Fig. 5. TRAP and AP activity is elevated in the jaws of ace^ti282a/+ zebrafish. A greater proportion of the lower jaw was TRAP positive in ace^ti282a/+ animals relative to homozygous wild-types siblings (A, B, F, F-ratio = 30.6, p < 0.001). Ace^ti282a/+ zebrafish also exhibited greater AP actively, localized to the anterior portion of the low jaw (C, D, G, F-ratio = 7.24, p = 0.01). The higher levels of both TRAP and AP activity observed in the mandibles of ace^ti282a/+ zebrafish are consistent with the occurrence of aberrant and ectopic bone formation (arrowhead and arrow, respectively, in panel E).

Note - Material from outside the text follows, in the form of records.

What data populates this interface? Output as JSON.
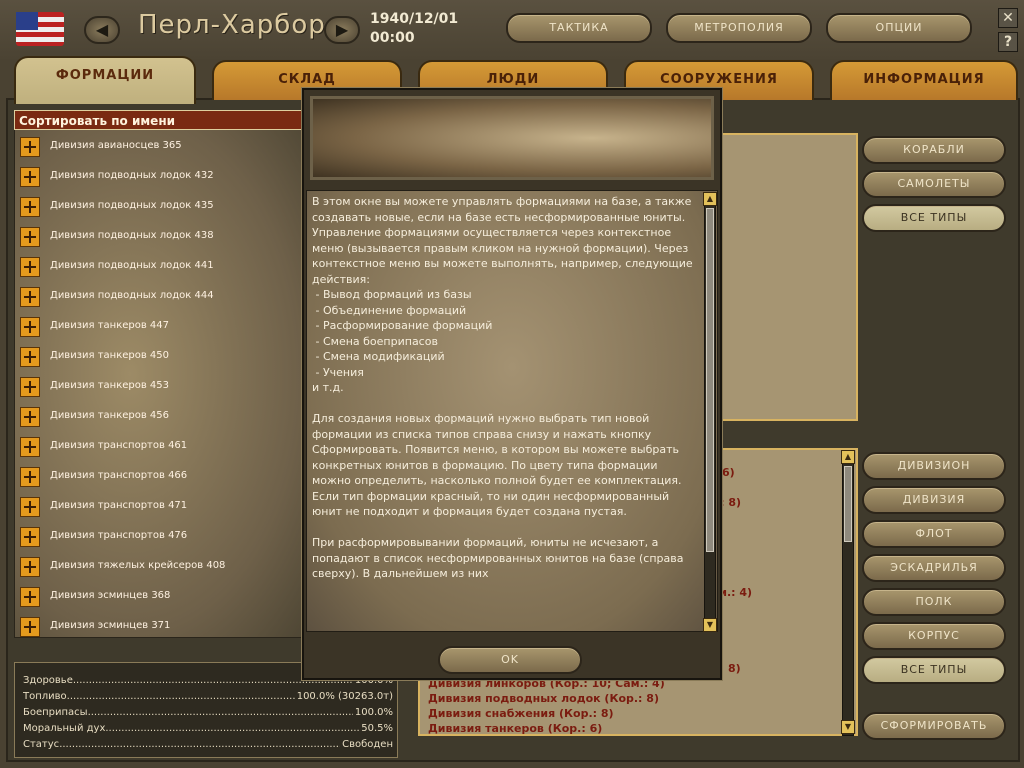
{
  "header": {
    "title": "Перл-Харбор",
    "date": "1940/12/01",
    "time": "00:00",
    "buttons": [
      "ТАКТИКА",
      "МЕТРОПОЛИЯ",
      "ОПЦИИ"
    ],
    "close_glyph": "✕",
    "help_glyph": "?"
  },
  "tabs": [
    "ФОРМАЦИИ",
    "СКЛАД",
    "ЛЮДИ",
    "СООРУЖЕНИЯ",
    "ИНФОРМАЦИЯ"
  ],
  "list": {
    "sort_label": "Сортировать по имени",
    "items": [
      "Дивизия авианосцев 365",
      "Дивизия подводных лодок 432",
      "Дивизия подводных лодок 435",
      "Дивизия подводных лодок 438",
      "Дивизия подводных лодок 441",
      "Дивизия подводных лодок 444",
      "Дивизия танкеров 447",
      "Дивизия танкеров 450",
      "Дивизия танкеров 453",
      "Дивизия танкеров 456",
      "Дивизия транспортов 461",
      "Дивизия транспортов 466",
      "Дивизия транспортов 471",
      "Дивизия транспортов 476",
      "Дивизия тяжелых крейсеров 408",
      "Дивизия эсминцев 368",
      "Дивизия эсминцев 371"
    ]
  },
  "stats": [
    {
      "label": "Здоровье",
      "value": "100.0%"
    },
    {
      "label": "Топливо",
      "value": "100.0% (30263.0т)"
    },
    {
      "label": "Боеприпасы",
      "value": "100.0%"
    },
    {
      "label": "Моральный дух",
      "value": "50.5%"
    },
    {
      "label": "Статус",
      "value": "Свободен"
    }
  ],
  "right": {
    "filter_buttons": [
      "КОРАБЛИ",
      "САМОЛЕТЫ",
      "ВСЕ ТИПЫ"
    ],
    "type_buttons": [
      "ДИВИЗИОН",
      "ДИВИЗИЯ",
      "ФЛОТ",
      "ЭСКАДРИЛЬЯ",
      "ПОЛК",
      "КОРПУС",
      "ВСЕ ТИПЫ"
    ],
    "form_button": "СФОРМИРОВАТЬ",
    "partial_lines": [
      "6)",
      ".: 8)",
      "м.: 4)",
      "8)"
    ],
    "type_list": [
      "Дивизия линкоров (Кор.: 10; Сам.: 4)",
      "Дивизия подводных лодок (Кор.: 8)",
      "Дивизия снабжения (Кор.: 8)",
      "Дивизия танкеров (Кор.: 6)"
    ]
  },
  "dialog": {
    "text": "В этом окне вы можете управлять формациями на базе, а также создавать новые, если на базе есть несформированные юниты.\nУправление формациями осуществляется через контекстное меню (вызывается правым кликом на нужной формации). Через контекстное меню вы можете выполнять, например, следующие действия:\n - Вывод формаций из базы\n - Объединение формаций\n - Расформирование формаций\n - Смена боеприпасов\n - Смена модификаций\n - Учения\nи т.д.\n\nДля создания новых формаций нужно выбрать тип новой формации из списка типов справа снизу и нажать кнопку Сформировать. Появится меню, в котором вы можете выбрать конкретных юнитов в формацию. По цвету типа формации можно определить, насколько полной будет ее комплектация. Если тип формации красный, то ни один несформированный юнит не подходит и формация будет создана пустая.\n\nПри расформировывании формаций, юниты не исчезают, а попадают в список несформированных юнитов на базе (справа сверху). В дальнейшем из них",
    "ok_label": "OK"
  },
  "colors": {
    "tab_orange": "#d59a36",
    "tab_active": "#d2c28f",
    "list_header": "#7a2a12",
    "plus_icon": "#e59a1d",
    "red_text": "#7b1c10"
  }
}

Fig. 6. Fgf8 mRNA is expressed in distinct anatomical regions of the mature craniofacial skeleton. (A) A 6-month-old wild-type zebrafish head showing fgf8 expression in the upper jaw apparatus (black arrow), operculum (white arrow), and sagittal suture (inset). Scale bar equals 1 mm. (B) The dissected operculum shows fgf8 expression throughout the subopercle (sop) and along the proximal–distal surface of the opercle (op) (black arrow). Scale bar = 500 μm. (C) Expression of fgf8 is also observed along the ventral surface of the mandible. Scale bar = 500 μm.